The children are being removed from the list because clinical evidence shows that treatment is most effective in children of a young age, according to Peter Spadoni, with the Ministry of Children and Youth Services.
However, many parents argue that the treatment costs much more than the amount they are being given. Bourdon said her son's therapy costs $5,000 per month. She broke down as she told the room exactly what her family has had to go through to ensure that her son did not have to sit on the waiting list.
"We sold one of our cars, some of our furniture, used all our savings, liquidated the equity in our home, and moved our family of five into a one-bedroom apartment," Bourdon said, her voice breaking.
She went on to suggest that Premier Kathleen Wynne and Children and Youth Services Minister Tracy MacCharles had not had to give up "their possessions to uphold the dignity of their child."
Applied Behaviour Analysis (ABA) and IBI are currently the only known evidence-based practices effective at the treatment of Autism Spectrum Disorder, or ASD.
"The government is abandoning kids with ASD over the age of five, kids who've waited years and years for access and will never have that access," said Monique Taylor, the NDP's Children and Youth Services critic. "It's heartbreaking and devastating.
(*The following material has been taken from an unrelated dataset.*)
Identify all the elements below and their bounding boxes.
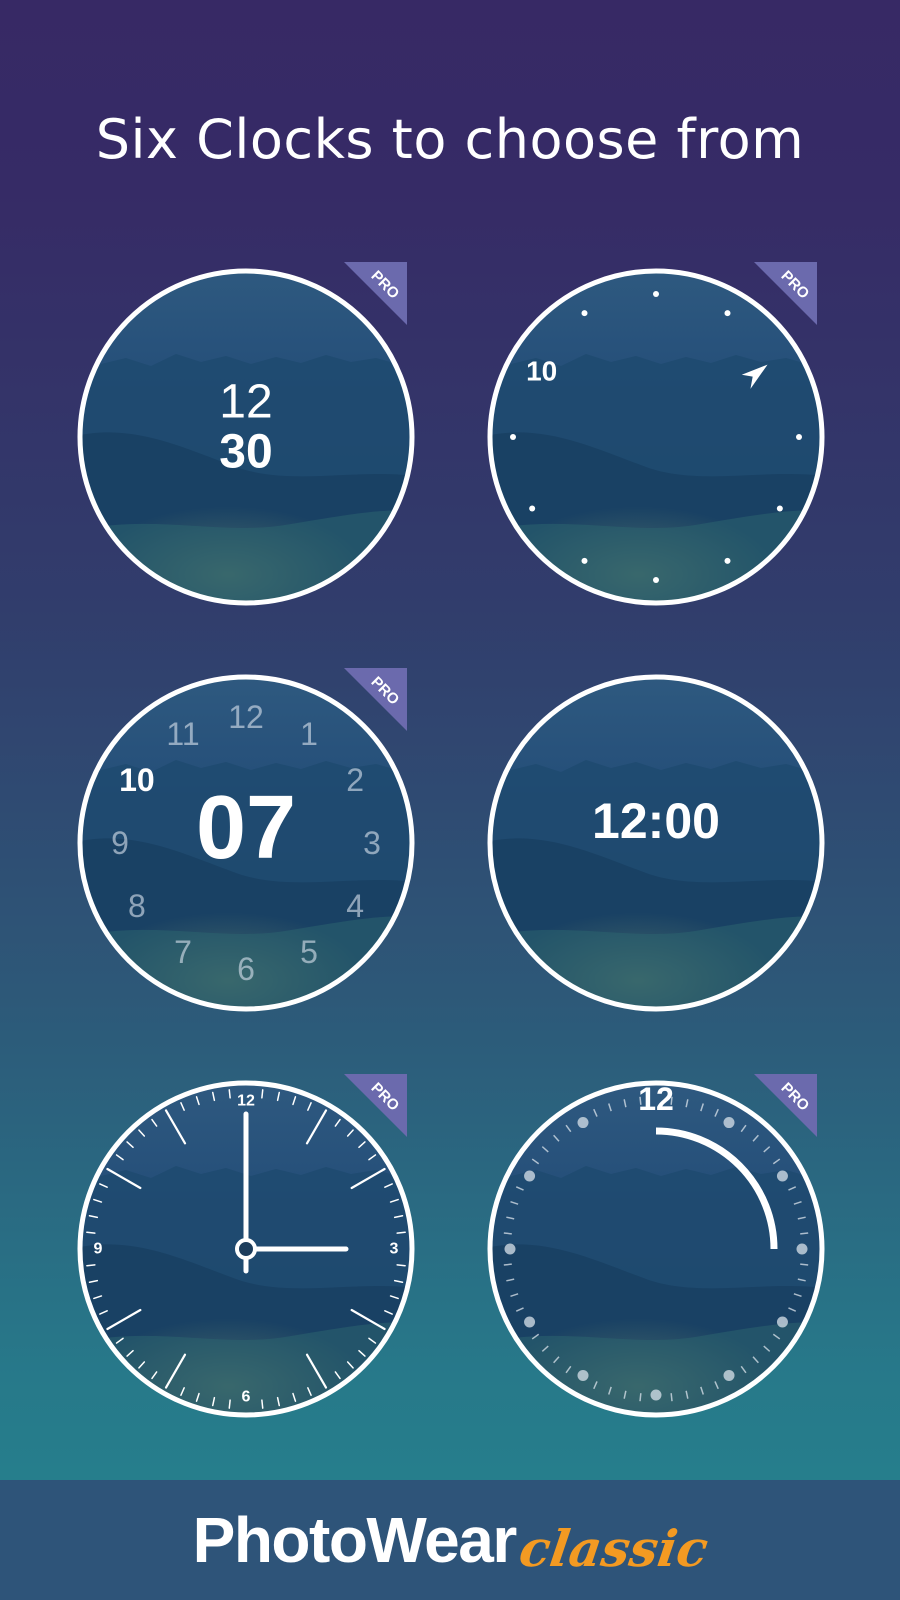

This is about a government trying to save a buck by not providing life-changing treatments to kids with ASD and that's appalling."
However, Minister Tracy MacCharles called the decision a "historic investment." According to MacCharles, children will be immediately removed from the waiting list under the new program. At that point they will be moved to a new, enhanced ABA program that will be both longer and more intense, based on clinical assessments.
In addition, more funding will be invested into the program over the next five years.
He added that the decision was made in an effort to move away from creating IBI or ABA distinctions in order to ensure that each child is receiving the right treatment at the right time.
While Premier Kathleen Wynne did admit that it is unacceptable for children to be on the waiting list for as long as three years, she added that the new program will open treatment opportunities for 16,000 additional children, "and it will provide a continuum of intensive services."